In particular, these materials are not an offer of securities for sale in the United States. Securities may not be offered or sold in the United States absent registration or an exemption from registration under the US Securities Act of 1933. The Securities have not been and will not be registered. There will be no public offering of these Securities in the United States.

This communication does not constitute an "offer of securities to the public" within the meaning of Regulation 2017/1129 of the European Union (the "EU Prospectus Regulation") or the EU Prospectus Regulation as it forms part of UK domestic law by virtue of the UK European Union (Withdrawal) Act 2018 (the "UK Prospectus Regulation") of the Securities in any member state of the European Economic Area (the "EEA") or in the UK. Any offers of the Securities to persons in the EEA or in the UK will be made pursuant to exemptions under the EU Prospectus Regulation and the UK Prospectus Regulation from the requirement to produce a prospectus for offers of the Securities. 

In member states of the EEA, this communication is being distributed only to, and is directed only at “qualified investors” within the meaning of Article 2(e) of the EU Prospectus Regulation (“Qualified Investors”). 

In the United Kingdom, this communication is being distributed only to, and is directed only at “qualified investors” within the meaning of Article 2(e) of the UK Prospectus Regulation who are also (a) persons who have professional experience in matters relating to investments falling within Article 19(5) of the Financial Services and Markets Act 2000 (Financial Promotion) Order 2005, as amended (the "Order"), or (b) high net worth entities, or (c) other persons to whom it may otherwise lawfully be communicated, falling within Article 49(2) of the Order (all such persons together being referred to as "relevant persons"). 

Any investment or investment activity to which this communication relates is available only to Qualified Investors in the EEA and to relevant persons in the United Kingdom and will be engaged in only with Qualified Investors in the EEA and with relevant persons in the United Kingdom.

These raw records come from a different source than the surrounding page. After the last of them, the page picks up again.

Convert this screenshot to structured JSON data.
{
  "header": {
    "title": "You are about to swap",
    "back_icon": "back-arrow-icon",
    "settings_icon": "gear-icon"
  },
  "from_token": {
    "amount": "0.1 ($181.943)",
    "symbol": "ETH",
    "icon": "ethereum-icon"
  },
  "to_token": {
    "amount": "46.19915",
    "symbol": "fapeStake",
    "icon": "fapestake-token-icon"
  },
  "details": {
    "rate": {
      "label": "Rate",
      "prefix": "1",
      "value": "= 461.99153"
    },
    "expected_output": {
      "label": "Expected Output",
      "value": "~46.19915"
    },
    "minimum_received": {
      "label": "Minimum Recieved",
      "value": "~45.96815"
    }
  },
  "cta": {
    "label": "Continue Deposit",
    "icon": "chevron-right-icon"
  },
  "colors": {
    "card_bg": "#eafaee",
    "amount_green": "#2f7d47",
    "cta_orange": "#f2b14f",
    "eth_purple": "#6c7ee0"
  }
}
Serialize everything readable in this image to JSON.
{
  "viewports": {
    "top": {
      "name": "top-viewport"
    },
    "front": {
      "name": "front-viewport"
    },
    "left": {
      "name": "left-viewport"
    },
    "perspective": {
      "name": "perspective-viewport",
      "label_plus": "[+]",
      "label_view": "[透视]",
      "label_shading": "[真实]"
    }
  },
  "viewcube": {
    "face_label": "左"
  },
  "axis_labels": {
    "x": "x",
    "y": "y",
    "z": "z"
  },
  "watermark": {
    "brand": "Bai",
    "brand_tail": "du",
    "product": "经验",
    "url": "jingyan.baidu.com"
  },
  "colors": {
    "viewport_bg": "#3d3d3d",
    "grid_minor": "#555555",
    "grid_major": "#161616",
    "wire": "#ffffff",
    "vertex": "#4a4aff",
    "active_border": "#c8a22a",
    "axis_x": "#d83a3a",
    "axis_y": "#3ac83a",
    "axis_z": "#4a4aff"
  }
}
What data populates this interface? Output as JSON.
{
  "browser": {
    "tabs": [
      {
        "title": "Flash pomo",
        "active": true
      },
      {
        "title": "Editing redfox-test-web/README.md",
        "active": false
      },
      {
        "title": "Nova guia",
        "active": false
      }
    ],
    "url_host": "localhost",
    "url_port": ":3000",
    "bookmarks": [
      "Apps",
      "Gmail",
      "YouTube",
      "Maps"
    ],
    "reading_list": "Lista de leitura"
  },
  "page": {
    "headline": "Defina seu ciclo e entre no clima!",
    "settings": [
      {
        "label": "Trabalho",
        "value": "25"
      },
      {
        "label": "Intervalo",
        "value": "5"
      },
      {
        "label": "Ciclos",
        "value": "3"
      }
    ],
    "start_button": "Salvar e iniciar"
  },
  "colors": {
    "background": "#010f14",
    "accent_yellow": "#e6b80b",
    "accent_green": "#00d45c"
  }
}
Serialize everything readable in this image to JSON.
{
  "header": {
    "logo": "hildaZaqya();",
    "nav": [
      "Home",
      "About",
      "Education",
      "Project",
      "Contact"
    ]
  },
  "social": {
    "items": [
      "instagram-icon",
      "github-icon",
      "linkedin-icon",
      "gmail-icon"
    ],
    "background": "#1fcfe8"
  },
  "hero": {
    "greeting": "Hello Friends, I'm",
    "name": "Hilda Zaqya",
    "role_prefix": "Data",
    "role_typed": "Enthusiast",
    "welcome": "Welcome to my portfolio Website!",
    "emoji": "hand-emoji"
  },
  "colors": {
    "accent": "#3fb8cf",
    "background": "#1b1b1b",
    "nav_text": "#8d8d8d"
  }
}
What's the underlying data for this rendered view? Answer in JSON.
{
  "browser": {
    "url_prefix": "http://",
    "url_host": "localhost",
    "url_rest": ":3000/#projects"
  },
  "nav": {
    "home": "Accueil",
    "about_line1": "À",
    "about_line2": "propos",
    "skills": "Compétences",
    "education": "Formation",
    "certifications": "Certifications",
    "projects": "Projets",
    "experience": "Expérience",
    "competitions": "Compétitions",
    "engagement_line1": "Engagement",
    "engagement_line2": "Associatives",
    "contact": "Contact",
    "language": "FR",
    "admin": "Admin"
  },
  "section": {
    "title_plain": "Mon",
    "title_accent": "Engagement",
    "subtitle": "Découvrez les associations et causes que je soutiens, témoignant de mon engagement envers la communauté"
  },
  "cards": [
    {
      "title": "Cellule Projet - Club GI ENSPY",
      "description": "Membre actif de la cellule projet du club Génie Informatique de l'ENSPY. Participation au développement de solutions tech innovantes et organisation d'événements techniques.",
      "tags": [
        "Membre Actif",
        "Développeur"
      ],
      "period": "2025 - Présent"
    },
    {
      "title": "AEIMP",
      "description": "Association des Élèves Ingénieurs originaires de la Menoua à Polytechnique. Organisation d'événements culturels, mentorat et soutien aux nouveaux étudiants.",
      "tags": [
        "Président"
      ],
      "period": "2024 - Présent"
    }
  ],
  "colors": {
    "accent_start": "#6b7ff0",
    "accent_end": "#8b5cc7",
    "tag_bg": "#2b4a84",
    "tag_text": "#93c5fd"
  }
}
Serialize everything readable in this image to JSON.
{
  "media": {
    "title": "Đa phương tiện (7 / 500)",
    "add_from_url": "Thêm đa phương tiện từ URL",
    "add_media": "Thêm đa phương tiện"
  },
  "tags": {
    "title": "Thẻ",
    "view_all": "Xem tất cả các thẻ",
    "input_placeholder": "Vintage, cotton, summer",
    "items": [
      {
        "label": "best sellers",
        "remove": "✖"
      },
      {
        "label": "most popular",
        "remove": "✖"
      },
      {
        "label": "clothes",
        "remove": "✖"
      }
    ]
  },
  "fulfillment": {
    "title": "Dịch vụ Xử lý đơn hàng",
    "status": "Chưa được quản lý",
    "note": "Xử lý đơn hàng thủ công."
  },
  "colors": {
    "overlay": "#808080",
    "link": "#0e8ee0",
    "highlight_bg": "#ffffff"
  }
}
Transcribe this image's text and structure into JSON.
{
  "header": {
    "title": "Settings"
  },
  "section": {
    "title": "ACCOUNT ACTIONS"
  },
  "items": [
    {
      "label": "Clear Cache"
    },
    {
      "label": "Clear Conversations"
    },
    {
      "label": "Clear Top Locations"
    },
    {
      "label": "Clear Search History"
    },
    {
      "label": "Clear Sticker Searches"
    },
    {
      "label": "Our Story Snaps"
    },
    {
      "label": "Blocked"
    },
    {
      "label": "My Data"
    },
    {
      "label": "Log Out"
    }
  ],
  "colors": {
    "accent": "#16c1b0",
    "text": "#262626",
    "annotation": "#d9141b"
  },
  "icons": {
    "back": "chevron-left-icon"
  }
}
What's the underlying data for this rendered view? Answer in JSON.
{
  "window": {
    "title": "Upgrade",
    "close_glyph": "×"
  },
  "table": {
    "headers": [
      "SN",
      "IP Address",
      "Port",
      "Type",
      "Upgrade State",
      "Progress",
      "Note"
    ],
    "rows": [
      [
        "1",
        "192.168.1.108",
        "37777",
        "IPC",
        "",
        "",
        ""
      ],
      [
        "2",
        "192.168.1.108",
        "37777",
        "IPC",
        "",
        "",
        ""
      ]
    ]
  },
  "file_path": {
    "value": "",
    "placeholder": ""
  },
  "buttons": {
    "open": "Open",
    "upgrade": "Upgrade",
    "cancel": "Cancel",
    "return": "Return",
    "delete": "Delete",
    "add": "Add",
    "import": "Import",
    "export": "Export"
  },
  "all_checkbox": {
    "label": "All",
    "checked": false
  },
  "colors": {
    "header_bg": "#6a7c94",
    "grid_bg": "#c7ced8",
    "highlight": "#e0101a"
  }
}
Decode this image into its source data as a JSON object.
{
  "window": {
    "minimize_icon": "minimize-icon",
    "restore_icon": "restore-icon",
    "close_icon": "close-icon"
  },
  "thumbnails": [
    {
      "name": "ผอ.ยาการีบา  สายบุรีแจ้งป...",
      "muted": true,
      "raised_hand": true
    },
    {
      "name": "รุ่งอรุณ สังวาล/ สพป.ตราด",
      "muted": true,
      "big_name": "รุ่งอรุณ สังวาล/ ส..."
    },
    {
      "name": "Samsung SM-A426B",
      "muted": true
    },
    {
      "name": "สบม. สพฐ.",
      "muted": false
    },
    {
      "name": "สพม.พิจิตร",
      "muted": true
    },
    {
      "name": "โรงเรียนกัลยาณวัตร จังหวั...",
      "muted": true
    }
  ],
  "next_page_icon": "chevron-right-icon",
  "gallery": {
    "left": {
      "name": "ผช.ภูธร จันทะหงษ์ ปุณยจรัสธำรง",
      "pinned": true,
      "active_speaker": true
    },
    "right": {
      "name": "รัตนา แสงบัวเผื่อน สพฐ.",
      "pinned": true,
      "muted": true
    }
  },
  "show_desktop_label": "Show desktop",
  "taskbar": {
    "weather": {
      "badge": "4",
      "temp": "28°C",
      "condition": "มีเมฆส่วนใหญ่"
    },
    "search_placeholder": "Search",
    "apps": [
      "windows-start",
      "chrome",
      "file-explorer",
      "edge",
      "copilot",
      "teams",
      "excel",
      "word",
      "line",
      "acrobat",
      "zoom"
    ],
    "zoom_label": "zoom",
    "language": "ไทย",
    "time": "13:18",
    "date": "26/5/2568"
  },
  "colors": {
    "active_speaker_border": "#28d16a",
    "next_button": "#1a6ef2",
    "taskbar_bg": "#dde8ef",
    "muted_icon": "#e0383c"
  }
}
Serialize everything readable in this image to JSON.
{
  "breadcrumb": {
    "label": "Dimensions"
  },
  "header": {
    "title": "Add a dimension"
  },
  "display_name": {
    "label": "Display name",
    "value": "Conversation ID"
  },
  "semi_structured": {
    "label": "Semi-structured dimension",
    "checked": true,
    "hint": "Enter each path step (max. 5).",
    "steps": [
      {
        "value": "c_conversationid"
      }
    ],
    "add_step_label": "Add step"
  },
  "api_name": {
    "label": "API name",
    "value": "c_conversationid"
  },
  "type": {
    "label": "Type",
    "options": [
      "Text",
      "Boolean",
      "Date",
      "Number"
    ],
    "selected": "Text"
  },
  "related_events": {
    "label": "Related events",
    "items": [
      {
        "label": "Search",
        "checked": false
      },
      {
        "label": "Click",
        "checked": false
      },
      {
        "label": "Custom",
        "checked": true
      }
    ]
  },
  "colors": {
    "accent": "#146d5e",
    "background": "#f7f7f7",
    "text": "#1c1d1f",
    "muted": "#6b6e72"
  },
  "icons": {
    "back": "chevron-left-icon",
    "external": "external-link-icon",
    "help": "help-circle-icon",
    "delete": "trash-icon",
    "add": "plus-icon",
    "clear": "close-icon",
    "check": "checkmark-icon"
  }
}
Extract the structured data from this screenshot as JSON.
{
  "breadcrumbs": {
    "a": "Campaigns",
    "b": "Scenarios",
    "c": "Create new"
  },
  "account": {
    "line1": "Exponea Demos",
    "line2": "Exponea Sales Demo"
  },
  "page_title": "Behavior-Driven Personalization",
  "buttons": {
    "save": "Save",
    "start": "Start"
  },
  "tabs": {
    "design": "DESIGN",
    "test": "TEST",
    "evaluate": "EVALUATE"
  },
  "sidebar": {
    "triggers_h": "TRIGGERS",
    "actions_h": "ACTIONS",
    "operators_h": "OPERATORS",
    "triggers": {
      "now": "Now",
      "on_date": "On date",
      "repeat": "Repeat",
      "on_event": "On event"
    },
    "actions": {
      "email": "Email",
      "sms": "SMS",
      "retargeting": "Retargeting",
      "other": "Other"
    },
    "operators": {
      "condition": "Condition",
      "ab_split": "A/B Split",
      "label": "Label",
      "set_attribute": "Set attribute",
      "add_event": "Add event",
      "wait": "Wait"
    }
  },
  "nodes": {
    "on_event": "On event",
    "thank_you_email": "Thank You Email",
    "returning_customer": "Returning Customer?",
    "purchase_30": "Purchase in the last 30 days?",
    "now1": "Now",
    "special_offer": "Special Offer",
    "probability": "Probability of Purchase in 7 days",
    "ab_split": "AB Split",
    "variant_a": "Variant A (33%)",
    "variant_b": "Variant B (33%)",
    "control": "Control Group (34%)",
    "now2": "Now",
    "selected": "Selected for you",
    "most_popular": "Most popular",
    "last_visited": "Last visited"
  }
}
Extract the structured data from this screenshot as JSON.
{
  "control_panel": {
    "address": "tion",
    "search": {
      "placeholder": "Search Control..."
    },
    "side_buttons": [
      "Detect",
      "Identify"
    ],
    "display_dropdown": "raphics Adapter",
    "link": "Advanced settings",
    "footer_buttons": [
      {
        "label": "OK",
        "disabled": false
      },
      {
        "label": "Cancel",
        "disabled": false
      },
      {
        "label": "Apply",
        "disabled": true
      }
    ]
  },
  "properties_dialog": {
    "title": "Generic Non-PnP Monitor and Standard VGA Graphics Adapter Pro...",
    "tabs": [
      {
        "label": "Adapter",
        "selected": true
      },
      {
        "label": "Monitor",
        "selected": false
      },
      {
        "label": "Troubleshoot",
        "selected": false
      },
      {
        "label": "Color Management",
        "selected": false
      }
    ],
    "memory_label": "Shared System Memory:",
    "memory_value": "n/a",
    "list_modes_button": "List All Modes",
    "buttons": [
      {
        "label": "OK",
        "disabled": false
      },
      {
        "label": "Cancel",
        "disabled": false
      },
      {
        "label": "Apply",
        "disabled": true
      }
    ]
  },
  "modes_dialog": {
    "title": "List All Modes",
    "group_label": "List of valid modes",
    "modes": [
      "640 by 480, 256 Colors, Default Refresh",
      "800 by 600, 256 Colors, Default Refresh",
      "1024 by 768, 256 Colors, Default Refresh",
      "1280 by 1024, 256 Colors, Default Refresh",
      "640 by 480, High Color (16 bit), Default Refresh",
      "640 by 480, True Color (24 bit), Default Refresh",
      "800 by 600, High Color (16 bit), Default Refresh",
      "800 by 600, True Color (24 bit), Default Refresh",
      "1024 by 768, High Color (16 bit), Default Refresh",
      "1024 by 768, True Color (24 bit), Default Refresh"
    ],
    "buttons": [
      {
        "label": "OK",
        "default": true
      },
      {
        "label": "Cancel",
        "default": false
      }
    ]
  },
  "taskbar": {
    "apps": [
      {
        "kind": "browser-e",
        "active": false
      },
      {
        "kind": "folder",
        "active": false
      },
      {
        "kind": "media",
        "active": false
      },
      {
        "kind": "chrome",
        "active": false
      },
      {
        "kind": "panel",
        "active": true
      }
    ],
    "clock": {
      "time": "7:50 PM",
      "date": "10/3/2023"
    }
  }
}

Any person who is not a Qualified Investor or a relevant person, as appropriate, should not act or rely on this communication or any of its contents.

This communication expressly or implicitly contains certain forward-looking statements, such as "believe", "assume", "expect", "forecast", "project", "may", "could", "might", "will" or similar expressions concerning Vetropack Holding Ltd and its business, including with respect to the progress, timing and completion of research, development and clinical studies for product candidates. Such statements involve certain known and unknown risks, uncertainties and other factors, which could cause the actual results, financial condition, performance or achievements of Vetropack Holding Ltd to be materially different from any future results, performance or achievements expressed or implied by such forward-looking statements. Vetropack Holding Ltd is providing this communication as of this date and does not undertake to update any forward-looking statements contained herein as a result of new information, future events or otherwise.